Da Hartmut übermorgen früh schon wieder seinen Rückflug nach Zürich hat, haben wir heute spontan mit dem Auto alle zusammen die Insel umrundet und einen Markt besucht, der in dem pitoresken Dorf TEGUISE zufällig heute stattfand und von weit her fahrende Händler aus allerlei Nationen angelockt hat. Es wurde alles denkbare und undenkbare auf dem Flohmarkt verkauft. Es war wie eine andere Welt, sehr afrikanisch, marrokanisch. Toll! Es ist so schön, fremdländische Augenblicke gemeinsam auf sich wirken zu lalassen und die Freude darüber zu teilen.


























Samstag, 10. November 2012

Lanzarote - Marina Rubicon

gut 750 Meilen fast im Direktkurs, nur einigen Squalls ausgewichen.
Wir sind angekommen !!! Sehr glücklich, alle munter, müssen erst mal ausschlafen und freuen uns, dass alles ohne Komplikationen abgelaufen ist. Andere Schiffe hatten viel Pech, das Wetter war wieder alles andere als genüssliches Downwindsegeln, oft genug gegen an, aber auch viel Halbwind mit hohen Wellen.Wir haben die gut 750 SM nonstop gut gemeistert, sind alle miteinander stolz darauf.
Mehr berichte ich später. Wir werden in der schönen Marina ein paar Tage ausruhen und mal schauen, wie wir uns nun mit Christel und Ludger, und Christine treffen können. Rubicon wird wegen guter Versorgung von vielen als Ausgangsbasis für die Atlantiküberquerung gewählt. Wir haben etwas Problem mit dem Radar (HD-SIG Miss  sowie BP-SIG-MISS, was immer das heisst bei Furuno, vielleicht Kabel locker oder Anschlüsse verrostet, wir werden sehen...). Ist ist hoffentlichnicht so aufwändig. Erst mal hat vieles gut funktioniert, darüber bin ich sehr zufrieden.
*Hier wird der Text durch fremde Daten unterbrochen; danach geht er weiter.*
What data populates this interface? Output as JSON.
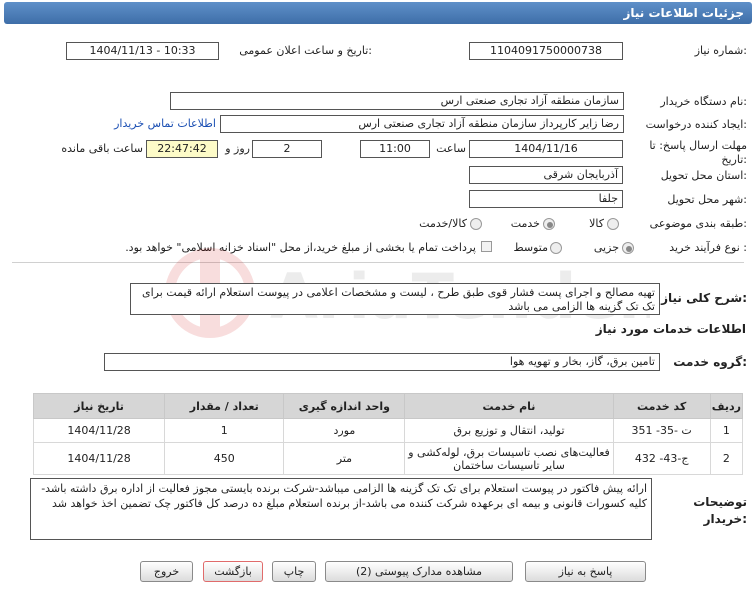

Es war ein Test, immerhin ein Drittel der Atlantik-Strecke, und sicher wieder anspruchsvoller, als die kommende"Barfuss-Route" ab den Kanaren zu den Kap Verden.
Ankunft auf Lanzarote am 10.11. morgens
Diese Regenwolken brachten immer Windänderungen in kurzer Zeit
.

Freitag, 9. November 2012

Via Inmarsat:

Erreichen ca Sam abend Marina Rubicon im S von Lanzarote :)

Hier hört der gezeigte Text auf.